Any help is very, very much appreciated!

Best regards and warm wishes,
Joel L.


----------



## johnwill

*Re: How to disable Internet connection without disabling the LAN/network?*

Remove the *DNS Server *and *Default Gateway *addresses, that will disable the Internet access and leave your local file/print sharing working.


----------



## Isalore

*Re: How to disable Internet connection without disabling the LAN/network?*

Thanks for the answer!

But how do I do this exactly?

Best regards,
JL.


----------



## johnwill

*Re: How to disable Internet connection without disabling the LAN/network?*


From the Start menu, select either Control Panel, or Settings and then Control Panel.

Double-click Network Connections, and then Local Area Connection.

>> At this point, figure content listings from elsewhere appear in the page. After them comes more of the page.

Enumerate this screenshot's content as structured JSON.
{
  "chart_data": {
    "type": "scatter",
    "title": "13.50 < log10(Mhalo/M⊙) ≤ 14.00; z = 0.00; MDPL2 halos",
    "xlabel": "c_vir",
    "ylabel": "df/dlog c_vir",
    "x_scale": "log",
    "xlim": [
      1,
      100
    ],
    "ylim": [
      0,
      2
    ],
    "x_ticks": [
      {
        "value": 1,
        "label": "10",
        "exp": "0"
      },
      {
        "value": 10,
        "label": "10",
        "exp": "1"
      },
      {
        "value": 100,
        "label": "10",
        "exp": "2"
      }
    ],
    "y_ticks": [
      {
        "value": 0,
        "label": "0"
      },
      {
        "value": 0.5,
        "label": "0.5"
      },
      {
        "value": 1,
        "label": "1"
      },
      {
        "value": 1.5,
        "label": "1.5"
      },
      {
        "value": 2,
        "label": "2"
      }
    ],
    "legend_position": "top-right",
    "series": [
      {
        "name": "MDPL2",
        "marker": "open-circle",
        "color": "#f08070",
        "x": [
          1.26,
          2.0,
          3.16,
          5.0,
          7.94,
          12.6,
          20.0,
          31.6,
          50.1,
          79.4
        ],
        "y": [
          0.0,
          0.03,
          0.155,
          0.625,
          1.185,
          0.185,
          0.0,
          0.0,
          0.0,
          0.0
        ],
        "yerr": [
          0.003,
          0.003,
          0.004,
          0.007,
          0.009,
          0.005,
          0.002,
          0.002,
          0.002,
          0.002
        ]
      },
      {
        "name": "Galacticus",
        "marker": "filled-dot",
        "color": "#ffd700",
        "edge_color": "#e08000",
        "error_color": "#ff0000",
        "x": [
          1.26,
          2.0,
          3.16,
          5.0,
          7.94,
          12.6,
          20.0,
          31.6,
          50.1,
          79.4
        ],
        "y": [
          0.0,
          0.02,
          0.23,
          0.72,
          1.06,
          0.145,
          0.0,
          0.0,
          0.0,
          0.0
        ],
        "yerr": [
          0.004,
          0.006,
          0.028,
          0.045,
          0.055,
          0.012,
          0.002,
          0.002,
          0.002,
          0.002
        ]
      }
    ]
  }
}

In the Local Area Connection Status dialog box that appears, click Properties.

Click to highlight Internet Protocol [TCP/IP] , and then click the Properties button.

Select the radio button for Use the following IP Address, and enter the IP address of your computer.

Enter the correct code for the "Subnet Mask" field.

Enter the correct information for the "Default Gateway" field, in this case that would be deleting all the information.

Enter the correct information in the "Preferred DNS Server" field and the "Alternate DNS Server" field, in this case that would be deleting all the information. .

"OK" your way out of the properties.


----------



## Isalore

*Re: How to disable Internet connection without disabling the LAN/network?*

Thanks alot!!! It works!!... this really helps me, I am forever grateful to you! 

Best regards and wishes,
Joel L.


----------



## johnwill

*Re: How to disable Internet connection without disabling the LAN/network?*

Glad we could help. :smile:


----------



## MGadAllah

Thanks a lot for this tip, really helpful.
I searched and posted in many places but no one solve it as simple as you did.
Thanks a lot


----------



## 2xg

Thanks for your feedback, this ancient Thread will have to be closed.


----------